People used to make fun of the politician who said the Internet was basically a bunch of tubes. This always bothered me because he was right. That's exactly what the Internet is. Lots of tubes and over those tubes flows lots of ideas, very very fast.
To companies like NBC and Facebook, and to some extent Twitter, we're not tubes, or people, we're hamsters in cages, spinning wheels.
When NBC reports on what's happening on Twitter, they talk about how many millions of times the name McCartney appeared vs how many people said something about the Queen or Bond or Mitt Romney. They seem to miss what people are saying about them. They should try to listen. That's the good stuff. Look at the number of clickthroughs one of my bits about NBC got last night. That's some kind of record.
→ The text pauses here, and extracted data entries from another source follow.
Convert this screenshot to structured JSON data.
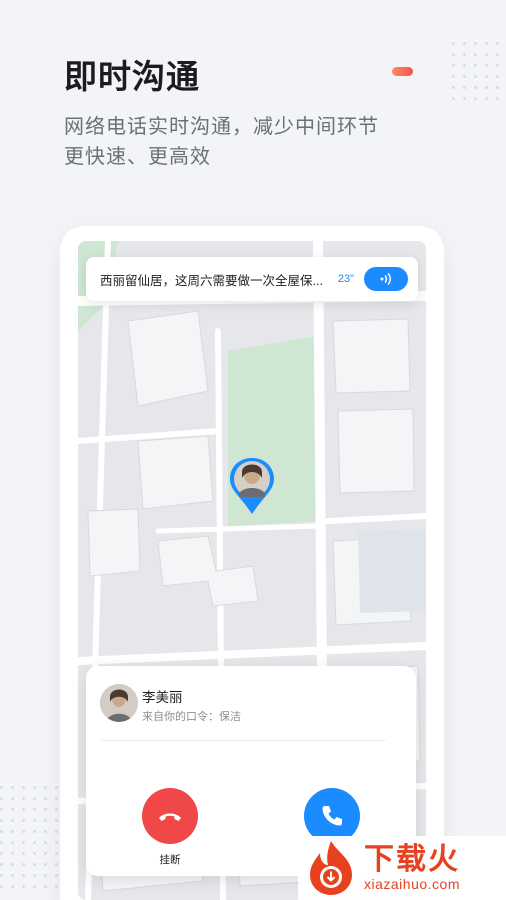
{
  "header": {
    "title": "即时沟通",
    "subtitle_line1": "网络电话实时沟通，减少中间环节",
    "subtitle_line2": "更快速、更高效"
  },
  "notice": {
    "message": "西丽留仙居，这周六需要做一次全屋保...",
    "duration": "23\""
  },
  "call": {
    "caller_name": "李美丽",
    "caller_source": "来自你的口令：保洁",
    "hangup_label": "挂断"
  },
  "watermark": {
    "title": "下载火",
    "url": "xiazaihuo.com"
  },
  "colors": {
    "accent_blue": "#1a8cff",
    "hangup_red": "#f04848",
    "brand_orange": "#e8411f",
    "background": "#f3f4f7"
  },
  "icons": {
    "voice": "sound-wave-icon",
    "hangup": "phone-hangup-icon",
    "answer": "phone-answer-icon"
  }
}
Meanwhile the athletes get involved. Same in tech, I think -- the talent understands what a medium is. The suits still think in terms of how many times the wheel spins. Maybe the athletes think that too, maybe they just do a better job of faking it.
Doc Searls said something interesting. He's not a range of ages -- 18-54. We're not coveted age groups. We're people with hearts and minds and lives and ideas. We don't use these things so much to make your wheels spin, rather to get a thrill about using something very futuristic, and wondering how it might evolve. I think even the newest Twitter user gets a lift from the possibilities. NBC had a chance to make sports exciting in some incredibly interesting ways. And all they think of, instead, is how to keep people from doing that. It's the saddest story in tech, and it's one that just keeps repeating.
In any case, the news system of the future keeps booting. Everything we said on Rebooting the News is still true. And we're still experiencing a lot of friction between the old way and the new way. Change doesn't come easy!